Nun neigt die Hamburger Sozialdemokratie derzeit zwar nicht dazu, das Bild vom unbezwingbaren Alleinherrscher Olaf Scholz zu beschädigen. Warum sollte sie auch? Läuft ja. Aber hat irgendjemand die Grünen ernsthaft für so blöd gehalten, dass sie alles mit sich machen lassen? Ein machtversessener Haufen, der für drei Sitze im Senat alle Ideale über Bord wirft? Und der nun, in einem letzten Akt der Auflehnung, der SPD eine Kehrtwende in Sachen Luftreinhaltung abringt?

Nein, so einfach, so schwarz-weiß, ist die Welt zum Glück nicht. Richtig an dem Eindruck ist nur, dass die SPD ihre Linie verteidigt hat und dass sie ihre Politik der vergangenen vier Jahre fortsetzen kann: Vorfahrt für die Wirtschaft und kostenfreier Zugang zu Bildung bei gleichzeitiger Haushaltskonsolidierung – das sind die Eckpfeiler, die bleiben und an denen die Grünen nie ernsthaft gerüttelt haben.

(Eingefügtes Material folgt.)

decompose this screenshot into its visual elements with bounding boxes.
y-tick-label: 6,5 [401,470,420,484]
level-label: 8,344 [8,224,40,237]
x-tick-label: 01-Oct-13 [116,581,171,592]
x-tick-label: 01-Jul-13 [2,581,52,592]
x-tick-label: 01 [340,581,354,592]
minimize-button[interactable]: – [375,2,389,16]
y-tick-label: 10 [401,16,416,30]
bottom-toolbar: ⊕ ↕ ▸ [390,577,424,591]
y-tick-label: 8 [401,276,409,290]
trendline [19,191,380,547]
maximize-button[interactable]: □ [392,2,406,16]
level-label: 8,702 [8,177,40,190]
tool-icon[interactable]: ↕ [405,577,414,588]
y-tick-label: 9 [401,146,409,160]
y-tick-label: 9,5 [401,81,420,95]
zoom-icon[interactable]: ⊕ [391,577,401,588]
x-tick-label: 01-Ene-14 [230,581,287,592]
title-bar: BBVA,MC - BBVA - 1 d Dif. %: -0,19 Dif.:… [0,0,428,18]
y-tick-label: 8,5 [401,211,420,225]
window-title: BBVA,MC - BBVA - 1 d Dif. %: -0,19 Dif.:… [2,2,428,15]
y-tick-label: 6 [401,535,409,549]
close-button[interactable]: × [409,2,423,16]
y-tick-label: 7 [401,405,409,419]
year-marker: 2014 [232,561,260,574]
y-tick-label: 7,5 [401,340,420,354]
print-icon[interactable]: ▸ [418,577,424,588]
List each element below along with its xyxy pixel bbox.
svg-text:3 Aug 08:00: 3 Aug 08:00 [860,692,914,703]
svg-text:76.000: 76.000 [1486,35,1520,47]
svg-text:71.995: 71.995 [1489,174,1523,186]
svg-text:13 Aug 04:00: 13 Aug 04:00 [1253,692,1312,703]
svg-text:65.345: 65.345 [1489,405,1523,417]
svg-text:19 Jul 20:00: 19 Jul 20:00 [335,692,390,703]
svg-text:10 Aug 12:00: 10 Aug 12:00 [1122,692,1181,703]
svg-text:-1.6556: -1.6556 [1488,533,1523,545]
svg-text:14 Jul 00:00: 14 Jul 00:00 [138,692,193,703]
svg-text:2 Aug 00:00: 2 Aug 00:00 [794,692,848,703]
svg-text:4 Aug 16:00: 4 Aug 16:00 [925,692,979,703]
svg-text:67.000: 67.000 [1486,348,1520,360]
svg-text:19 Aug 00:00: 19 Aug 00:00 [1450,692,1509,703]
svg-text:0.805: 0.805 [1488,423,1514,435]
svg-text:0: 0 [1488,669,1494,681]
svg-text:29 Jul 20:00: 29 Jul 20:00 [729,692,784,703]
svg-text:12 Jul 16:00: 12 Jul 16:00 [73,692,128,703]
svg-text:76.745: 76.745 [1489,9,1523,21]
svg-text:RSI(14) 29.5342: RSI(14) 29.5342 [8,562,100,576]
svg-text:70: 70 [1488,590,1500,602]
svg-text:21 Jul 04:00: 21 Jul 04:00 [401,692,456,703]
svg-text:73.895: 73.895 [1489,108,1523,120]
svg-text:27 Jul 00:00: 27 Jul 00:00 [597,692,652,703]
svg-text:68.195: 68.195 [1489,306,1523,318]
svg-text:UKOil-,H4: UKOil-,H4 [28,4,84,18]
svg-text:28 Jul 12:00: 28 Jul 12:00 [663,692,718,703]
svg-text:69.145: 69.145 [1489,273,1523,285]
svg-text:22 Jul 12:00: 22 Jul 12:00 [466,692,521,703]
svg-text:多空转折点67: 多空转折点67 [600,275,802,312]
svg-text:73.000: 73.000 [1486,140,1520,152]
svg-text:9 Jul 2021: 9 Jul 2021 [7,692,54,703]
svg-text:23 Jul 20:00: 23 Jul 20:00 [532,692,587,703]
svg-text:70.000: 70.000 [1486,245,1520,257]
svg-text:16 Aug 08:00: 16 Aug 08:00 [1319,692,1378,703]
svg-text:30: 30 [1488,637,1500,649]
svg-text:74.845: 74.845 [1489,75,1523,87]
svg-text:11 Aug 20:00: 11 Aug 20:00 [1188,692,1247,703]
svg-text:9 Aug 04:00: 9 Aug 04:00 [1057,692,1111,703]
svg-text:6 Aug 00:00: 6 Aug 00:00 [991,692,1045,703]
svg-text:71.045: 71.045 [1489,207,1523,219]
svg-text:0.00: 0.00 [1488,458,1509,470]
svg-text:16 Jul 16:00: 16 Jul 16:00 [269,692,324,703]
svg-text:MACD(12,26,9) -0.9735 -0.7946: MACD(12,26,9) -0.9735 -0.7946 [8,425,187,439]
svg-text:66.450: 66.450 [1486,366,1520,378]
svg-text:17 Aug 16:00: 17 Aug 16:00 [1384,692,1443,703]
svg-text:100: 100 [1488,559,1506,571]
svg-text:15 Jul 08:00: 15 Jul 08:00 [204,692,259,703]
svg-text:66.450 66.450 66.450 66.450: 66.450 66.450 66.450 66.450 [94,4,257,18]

Aber der Koalitionsvertrag wird viel grüner, als es derzeit scheint. Am sichtbarsten wird das an dem Ziel, den Anteil des Radverkehrs auf 25 Prozent zu verdoppeln. Wenn das geschickt angepackt wird und die Grünen auf die Bürgerschreck-Formulierung „radikaler Ausbau“ verzichten, kann es die Stadt positiv verändern. Mehr noch als seinerzeit die knallroten Stadträder, mit denen Touristen, Studenten und Manager gleichermaßen begeistert durch Hamburg radeln – die meisten von ihnen vermutlich in Unkenntnis darüber, dass sie auf einer Errungenschaft der letzten grünen Regierungsbeteiligung sitzen.

Doch auch der Verzicht auf Atomtransporte durch den Hafen, Landstromversorgung für Kreuzfahrt- und Containerschiffe, mehr Kita-Personal, mehr Geld für die Unis und eben mehr Einsatz für Klimaschutz und Luftreinhaltung werden sich im Koalitionsvertrag finden. Richtig ist zwar, dass viele der von den Grünen durchgesetzten Punkte eher im Kleingedruckten stehen werden. Wer das kritisiert, verkennt aber die Strategie der Partei.

Die Grünen haben aus der Ehe mit der CDU gelernt. 2008 konnten sie ihre Leuchtturm-Projekte Stadtbahn und Primarschule im Koalitionsvertrag unterbringen, sind aber krachend am Widerstand aus dem Volk gescheitert. Daher nun die Strategie der kleinen Schritte – in fünf Jahren wird man wissen, ob sie damit unter Rot-Grün mehr erreicht haben als im symbolhaft aufgeladenen Projekt Schwarz-Grün.

Umgekehrt gilt: Dass die SPD nun doch das Gerichtsurteil zur Luftreinhaltung umsetzen will, kommt zwar überraschend, setzt aber kein inhaltliches Verbiegen voraus. Denn die von den Genossen ungeliebten Maßnahmen City-Maut und Umweltzone sind dafür nicht nötig. Diesen Punkt den Grünen zu lassen, ist schlau, denn er hatte an der Parteibasis, die der Koalition ja noch zustimmen muss, für mächtig Unruhe gesorgt. Im Übrigen korrigiert er ein Bild von Rot-Grün, das so nie ganz stimmte.